Let’s Remind People of All Ages to Get Their Vaccinations

Think of an older adult that you know who has diabetes, lung disease, or heart disease. In the midst of managing medication, diet, exercise, and stress, it’s hard to imagine adding one more thing to the checklist required to maintain their health. But for older adults with chronic conditions, vaccines are critical.

Throughout National Immunization Awareness Month in August, we celebrate successes and highlight challenges with immunizing the U.S. population. GSA has chosen to focus on older adults with chronic conditions in particular, due to the serious complications that vaccine-preventable diseases present, including long-term illness, hospitalization, and even death.
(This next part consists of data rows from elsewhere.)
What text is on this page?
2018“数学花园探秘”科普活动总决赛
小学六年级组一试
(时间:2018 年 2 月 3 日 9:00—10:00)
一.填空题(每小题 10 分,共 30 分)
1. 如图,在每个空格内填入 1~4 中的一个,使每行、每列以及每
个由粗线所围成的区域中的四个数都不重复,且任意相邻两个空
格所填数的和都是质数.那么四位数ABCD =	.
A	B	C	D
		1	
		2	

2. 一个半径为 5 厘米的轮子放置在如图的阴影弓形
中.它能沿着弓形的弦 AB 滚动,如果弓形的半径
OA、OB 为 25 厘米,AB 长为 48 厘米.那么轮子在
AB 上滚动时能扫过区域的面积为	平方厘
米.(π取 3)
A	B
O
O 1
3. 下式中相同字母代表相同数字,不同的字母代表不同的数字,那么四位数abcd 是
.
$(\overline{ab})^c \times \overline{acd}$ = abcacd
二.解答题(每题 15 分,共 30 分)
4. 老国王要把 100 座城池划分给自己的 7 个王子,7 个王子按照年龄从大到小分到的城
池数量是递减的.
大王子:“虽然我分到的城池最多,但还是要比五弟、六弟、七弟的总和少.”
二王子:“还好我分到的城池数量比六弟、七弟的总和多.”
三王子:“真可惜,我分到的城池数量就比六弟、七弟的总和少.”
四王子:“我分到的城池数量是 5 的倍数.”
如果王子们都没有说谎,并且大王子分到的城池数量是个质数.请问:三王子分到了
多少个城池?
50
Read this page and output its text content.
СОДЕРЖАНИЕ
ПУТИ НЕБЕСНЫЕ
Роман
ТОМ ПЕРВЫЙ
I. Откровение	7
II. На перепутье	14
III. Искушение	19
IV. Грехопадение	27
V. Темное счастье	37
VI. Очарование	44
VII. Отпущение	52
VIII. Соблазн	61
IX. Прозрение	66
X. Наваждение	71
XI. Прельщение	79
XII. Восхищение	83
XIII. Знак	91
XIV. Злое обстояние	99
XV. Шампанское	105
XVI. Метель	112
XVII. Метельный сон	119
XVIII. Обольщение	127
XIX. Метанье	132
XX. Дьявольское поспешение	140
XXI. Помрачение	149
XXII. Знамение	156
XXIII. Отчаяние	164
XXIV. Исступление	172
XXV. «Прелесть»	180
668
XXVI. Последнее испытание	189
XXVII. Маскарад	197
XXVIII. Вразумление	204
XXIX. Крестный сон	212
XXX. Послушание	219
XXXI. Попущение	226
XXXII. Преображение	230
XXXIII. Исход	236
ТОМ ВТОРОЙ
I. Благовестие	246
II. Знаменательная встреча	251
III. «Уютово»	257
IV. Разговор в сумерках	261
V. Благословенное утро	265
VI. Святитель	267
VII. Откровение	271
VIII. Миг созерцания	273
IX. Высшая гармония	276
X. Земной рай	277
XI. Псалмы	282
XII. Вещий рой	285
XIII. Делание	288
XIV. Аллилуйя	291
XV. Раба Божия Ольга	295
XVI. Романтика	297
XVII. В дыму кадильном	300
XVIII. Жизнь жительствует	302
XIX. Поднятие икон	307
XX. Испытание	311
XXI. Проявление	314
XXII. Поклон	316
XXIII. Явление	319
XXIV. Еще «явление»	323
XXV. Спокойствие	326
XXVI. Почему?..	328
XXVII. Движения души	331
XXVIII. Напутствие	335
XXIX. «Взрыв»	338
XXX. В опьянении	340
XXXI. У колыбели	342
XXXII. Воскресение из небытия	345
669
People with heart disease, for instance, or those who have had a stroke, are at three times higher risk of being hospitalized with the flu than those without heart disease. They are also at risk of serious medical complications from the flu, including worsening of their heart disease. Adults with COPD and asthma already have difficulty breathing, but the flu can cause airways to swell and become blocked with mucus, which can lead to difficulty breathing, pneumonia, and other serious respiratory illnesses.

Even those with well-managed diabetes can find it harder to fight infections. Adults with diabetes are at increased risk for death from pneumonia, bacteremia (blood infection), and meningitis. They also have higher rates of hepatitis B, so there is a need for particular emphasis on the hepatitis B vaccine in this population. Outbreaks of hepatitis B associated with blood glucose monitoring procedures have been well documented among people with diabetes.

We all want to protect our patients and loved ones from health threats, especially those as serious as those named above. Luckily, vaccination against influenza, Tdap, pneumococcal, zoster, and hepatitis B is a safe and effective way to do so. It’s recommended by the Centers for Disease Control and Prevention, the American Medical Association, and groups like the American Lung Association who advocate for people with chronic conditions. Despite these recommendations, rates remain below benchmarks for every adult vaccine, and racial disparities persist.

GSA’s National Adult Vaccination Program provides resources to help communicate about the science and safety of vaccines. And our Immunization Champions, Advocates, and Mentors Program (ICAMP) is hosting four trainings in September, October, and November to help health professionals learn about proven strategies for increasing adult immunization rates and change management techniques to help apply those strategies in their practices. We encourage you to attend one!

And if you can’t attend a training, remember that older adult with a chronic condition that you thought about earlier and ask them to check with their health provider to make sure they are up-to-date on their vaccines.